HK Stock Market Move | Oil stocks continue to decline, with WTI and Brent prices falling. JP Morgan pointed out that international oil prices have not reflected the physical interruption in the Middle East.
Oil stocks continue to decline, as of the press time, CNOOC (00883) fell by 3.54% to HK $27.78; PetroChina (00857) fell by 2.36% to HK $10.33; Sinopec (00386) fell by 1.05% to HK $4.73.
Oil stocks continue to decline. As of the time of publication, CNOOC (00883) fell by 3.54%, to 27.78 Hong Kong dollars; PetroChina (00857) fell by 2.36%, to 10.33 Hong Kong dollars; Sinopec (00386) fell by 1.05%, to 4.73 Hong Kong dollars.
On the news front, on Wednesday, WTI crude oil futures fell by 2% to 93.62 US dollars per barrel. However, S&P Global Platts reported that the spot price of Dubai crude oil for May loading reached a record high of 157.66 US dollars per barrel on Tuesday, surpassing the historical high of 147.50 US dollars set by Brent crude oil futures in 2008. At the same time, Oman crude oil futures reached a new high of 152.58 US dollars per barrel on Tuesday.
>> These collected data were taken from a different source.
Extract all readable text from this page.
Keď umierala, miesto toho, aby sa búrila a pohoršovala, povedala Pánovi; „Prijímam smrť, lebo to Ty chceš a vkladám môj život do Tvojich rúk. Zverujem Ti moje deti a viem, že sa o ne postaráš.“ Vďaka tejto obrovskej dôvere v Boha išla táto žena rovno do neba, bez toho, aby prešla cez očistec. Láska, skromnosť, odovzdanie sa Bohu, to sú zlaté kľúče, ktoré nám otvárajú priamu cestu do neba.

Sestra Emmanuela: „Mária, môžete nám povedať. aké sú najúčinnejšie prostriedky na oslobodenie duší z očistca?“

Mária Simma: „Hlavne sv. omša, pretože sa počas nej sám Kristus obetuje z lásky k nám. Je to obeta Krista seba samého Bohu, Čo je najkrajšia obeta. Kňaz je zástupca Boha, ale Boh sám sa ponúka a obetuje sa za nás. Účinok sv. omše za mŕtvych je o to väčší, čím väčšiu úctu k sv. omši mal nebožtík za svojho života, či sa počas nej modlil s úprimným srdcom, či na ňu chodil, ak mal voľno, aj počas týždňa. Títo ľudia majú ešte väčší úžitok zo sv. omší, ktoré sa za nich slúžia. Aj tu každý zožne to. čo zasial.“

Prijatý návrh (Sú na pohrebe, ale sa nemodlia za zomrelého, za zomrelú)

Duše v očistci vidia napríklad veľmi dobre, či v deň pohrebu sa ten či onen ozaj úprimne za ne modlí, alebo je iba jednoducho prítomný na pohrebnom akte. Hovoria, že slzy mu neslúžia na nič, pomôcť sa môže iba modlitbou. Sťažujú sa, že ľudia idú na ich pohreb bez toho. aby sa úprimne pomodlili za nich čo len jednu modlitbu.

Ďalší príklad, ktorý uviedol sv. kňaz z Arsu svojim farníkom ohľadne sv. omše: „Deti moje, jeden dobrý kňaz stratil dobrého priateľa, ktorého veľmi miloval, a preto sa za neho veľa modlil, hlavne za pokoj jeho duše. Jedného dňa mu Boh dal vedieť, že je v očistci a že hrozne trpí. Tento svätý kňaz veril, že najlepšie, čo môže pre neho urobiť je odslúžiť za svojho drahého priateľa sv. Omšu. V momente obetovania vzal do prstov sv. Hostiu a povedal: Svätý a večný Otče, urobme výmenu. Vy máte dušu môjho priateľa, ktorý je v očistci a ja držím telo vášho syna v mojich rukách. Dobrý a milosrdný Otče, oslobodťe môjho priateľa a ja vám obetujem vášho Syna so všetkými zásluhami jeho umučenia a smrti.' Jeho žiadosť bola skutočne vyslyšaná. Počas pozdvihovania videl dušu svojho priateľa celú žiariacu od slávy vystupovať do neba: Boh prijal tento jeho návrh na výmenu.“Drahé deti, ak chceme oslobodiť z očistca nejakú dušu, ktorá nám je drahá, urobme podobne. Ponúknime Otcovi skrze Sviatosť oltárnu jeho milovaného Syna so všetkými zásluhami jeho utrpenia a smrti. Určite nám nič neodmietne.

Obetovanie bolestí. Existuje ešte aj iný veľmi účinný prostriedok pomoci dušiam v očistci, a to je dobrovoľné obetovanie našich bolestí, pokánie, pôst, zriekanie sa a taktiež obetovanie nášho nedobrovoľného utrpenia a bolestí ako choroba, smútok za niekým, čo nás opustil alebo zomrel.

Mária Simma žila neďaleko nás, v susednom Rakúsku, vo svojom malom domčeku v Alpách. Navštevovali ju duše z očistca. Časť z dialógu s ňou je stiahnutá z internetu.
J.P. Morgan believes that there is currently a clear mismatch between the pricing of international benchmark crude oil and supply disruptions in the Middle East. The core issue is that Brent and WTI crude oil are both benchmark indicators at either end of the Atlantic China Welding Consumables, Inc. basin, while the current impact is concentrated in the Middle East. In this context, the apparent price stability of Brent and WTI should not be seen as evidence of ample global supply. It reflects a temporary cushion created by regional inventory excess, benchmark composition, and policy interventions.